How Realistic are Lukashenka’s Plans?
It is rather obvious that Alexander Lukashenka cannot allow truly fair elections – it will bury the whole political system he depends on. The authorities will not let many opposition activists into electoral committees, or make the counting process more transparent. The state TV channels will not stop praising the president. Also, liberalisation will hardly cover areas Europeans pay less attention such as press freedom, freedom of associations or assembly. And for sure this liberalisation will end the moment its objectives are met or if it starts getting out of control.
However, overall political apathy in Belarusian society and the fear of any revolution after the Ukrainian crisis already caused lack of enthusiasim in traditional protests after the elections. The absence of protests in its turn will mean no need for government suppression.
As a result the OSCE may still call the elections unfair but notice some slight progress like more room for opposition agitation or no political arrests. It would be a repetition of 2010 (when everybody emphasised the liberal spirit of campaign before election night) but without the cruel disruption of protests and new political prisoners.
After the elections Lukashenka hopes to approach the EU holding a moderately positive OSCE report in one hand and peacekeeper image in the other. If in addition he will release Statkevich and some other political prisoners (all in all, six people by human rights activists' assessments), the road to lifting European sanctions seems open. Elections come right on time – at the end of October the EU Council annually reviews its sanctions against Belarus.

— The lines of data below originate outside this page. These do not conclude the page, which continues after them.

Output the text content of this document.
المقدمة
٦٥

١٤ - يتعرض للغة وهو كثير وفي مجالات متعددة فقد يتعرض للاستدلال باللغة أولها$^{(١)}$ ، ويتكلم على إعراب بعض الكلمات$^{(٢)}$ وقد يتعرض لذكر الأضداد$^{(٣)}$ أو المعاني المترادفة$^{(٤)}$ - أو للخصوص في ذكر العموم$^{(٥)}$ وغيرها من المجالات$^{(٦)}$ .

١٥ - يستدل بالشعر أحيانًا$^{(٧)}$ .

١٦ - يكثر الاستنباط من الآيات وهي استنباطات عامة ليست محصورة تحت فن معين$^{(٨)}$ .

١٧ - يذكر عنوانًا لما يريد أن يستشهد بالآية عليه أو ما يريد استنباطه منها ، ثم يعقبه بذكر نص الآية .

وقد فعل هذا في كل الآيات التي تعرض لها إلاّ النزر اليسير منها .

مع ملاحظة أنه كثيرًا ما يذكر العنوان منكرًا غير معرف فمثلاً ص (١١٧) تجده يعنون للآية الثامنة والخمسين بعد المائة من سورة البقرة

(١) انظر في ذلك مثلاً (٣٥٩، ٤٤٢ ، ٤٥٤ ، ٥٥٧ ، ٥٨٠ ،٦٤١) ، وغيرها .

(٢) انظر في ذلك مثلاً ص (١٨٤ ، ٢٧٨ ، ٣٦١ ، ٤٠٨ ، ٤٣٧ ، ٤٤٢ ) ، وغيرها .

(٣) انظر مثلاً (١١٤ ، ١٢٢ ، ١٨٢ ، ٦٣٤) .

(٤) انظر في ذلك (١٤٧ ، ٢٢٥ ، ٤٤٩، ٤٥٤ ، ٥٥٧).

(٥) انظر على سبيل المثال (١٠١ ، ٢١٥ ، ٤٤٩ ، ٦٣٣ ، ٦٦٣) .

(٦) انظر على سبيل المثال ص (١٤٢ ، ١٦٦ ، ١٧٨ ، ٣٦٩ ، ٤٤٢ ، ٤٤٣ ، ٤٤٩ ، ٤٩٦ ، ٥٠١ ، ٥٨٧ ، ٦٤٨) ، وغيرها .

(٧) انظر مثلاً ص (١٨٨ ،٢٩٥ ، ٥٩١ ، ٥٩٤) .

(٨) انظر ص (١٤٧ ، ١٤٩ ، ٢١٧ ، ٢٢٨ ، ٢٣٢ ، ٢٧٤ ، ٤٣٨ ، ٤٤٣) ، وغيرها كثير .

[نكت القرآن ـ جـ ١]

On the other hand, according to diplomatic sources, the EU has prepared an internal document, some sort of a road map, providing certain concrete steps the EU can undertake in relations with Belarus, if major political obstacles are removed. The document includes trade and investment facilitation measures, technical support in various fields.
The 2015 presidential elections have fully predictable results in terms of the winner. However, their implications on the relations between Belarus and the EU can be crucial. Smooth elections without repression and the release of key political prisoners may finally unfreeze the comprehensive relations with the West. Geopolitics played its part, now it’s time for Alexander Lukashenka to play his.
Artyom Shraibman is a political correspondent and editor working for a major Belarusian informational portal TUT.BY in Minsk. He is currently pursuing MSc in Politics and Communication with the London School of Economics.